Okay, but what about tire width?
“There is the conventional wisdom that wider tires have lower rolling resistance, and if you took a given tire construction and just scaled it, you could probably find that to be true. But in the real world, because of the ways tire makers make their tires, this is not always true. I know it can be hard to hear, and I get a lot of grief about this answer,” Josh said with a grin, “but it really just depends.”
So it’s not that surprising that a 30mm tire pumped up to 90F/95R was the fastest on a stretch of smooth, flat road. Putting in 210 watts gave our test rider an average speed of just a hair over 20 mph. At that speed, rolling resistance is not getting overwhelmed by the aerodynamic penalty of the larger tire. Josh put it in the context of the pros racing at the Tour of Flanders: “The fastest tire at Flanders is still the 28, and it’s probably pumped up to more than most people think. That’s because even though the cobbles are pretty rough at Flanders, the riders are going so fast.”
Hidden among all the talk of efficiency, speed, and performance is comfort, which is the X-factor for many riders and the decisions they make about their tire width and pressure. Here our testing proved to be quite reassuring. The fastest setups in both tests used 90F/95R; the second-fastest setups were just one and two seconds slower but at 20 psi less front and rear. While we didn’t have a numerical way to measure that increase in comfort, our tester certainly felt the difference on the road. “So much of that is because of how our bodies are attuned to perceiving things,” Josh chimed in. “We’re just not good at perceiving speed very accurately, but we’re really good at feeling vibrations, and we’ll often use vibrations as a proxy for speed. So that 120 psi that rattles your teeth feels really fast, but that’s just because of how we’re tuned to perceive those sensations.”
The biggest variable that affects your ideal tire pressure (in terms of speed) will be the surface on which you ride.
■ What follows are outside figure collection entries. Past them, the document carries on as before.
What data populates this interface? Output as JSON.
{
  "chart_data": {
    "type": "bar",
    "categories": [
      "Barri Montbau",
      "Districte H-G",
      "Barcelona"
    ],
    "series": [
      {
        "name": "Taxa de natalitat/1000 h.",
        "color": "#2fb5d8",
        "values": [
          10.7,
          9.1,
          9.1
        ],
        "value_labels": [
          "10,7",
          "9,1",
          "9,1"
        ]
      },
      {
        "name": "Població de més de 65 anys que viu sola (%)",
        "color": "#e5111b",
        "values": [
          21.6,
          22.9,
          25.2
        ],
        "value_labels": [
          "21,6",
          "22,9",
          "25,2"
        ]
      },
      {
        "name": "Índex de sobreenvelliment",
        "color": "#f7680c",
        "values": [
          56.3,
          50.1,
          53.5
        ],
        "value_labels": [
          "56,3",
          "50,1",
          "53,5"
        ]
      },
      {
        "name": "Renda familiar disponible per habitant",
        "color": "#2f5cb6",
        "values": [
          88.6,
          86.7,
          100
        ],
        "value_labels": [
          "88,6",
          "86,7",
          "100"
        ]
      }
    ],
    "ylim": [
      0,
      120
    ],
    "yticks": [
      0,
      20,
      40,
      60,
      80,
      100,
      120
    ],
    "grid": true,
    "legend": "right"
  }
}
In our case, going down quite a bit in pressure afforded our tester a significant boost in comfort with only a minimal performance penalty.
So based on this testing and talking to Josh, here’s our main recommendation for road riding: If you want to go fast, pumping your tires up is good (to a point), but the efficiency penalty for going with lower pressures to boost comfort is very small. Additionally, the difference between using a 28 vs. 30mm-width tire likely comes down to how the manufacturer makes the tire, more than anything else. Using a 26mm tire only really makes sense if you’re consistently riding at professional race speeds, due to its better aerodynamics.
For the smooth and flat bike path test run, the 30mm tire was the fastest. It recorded the best overall time of 7 minutes, 30 seconds at 90F/95R psi, and the second-fastest time of 7:32 at 70F/75R psi. The slowest time in this test, a 7:47, was recorded using the 28mm tire at 90F/95R psi.
On the return trip test, which was rolling, with a bit more pavement variability, the fastest setup turned out to be a 28mm tire at 90F/95R, which clocked in at 7:16. Again, the second-fastest setup proved to be very close behind, at 7:17, and was the 28mm tire but inflated at 70F/75R psi. The slowest setup in this test was a 30mm tire at 50F/55R psi.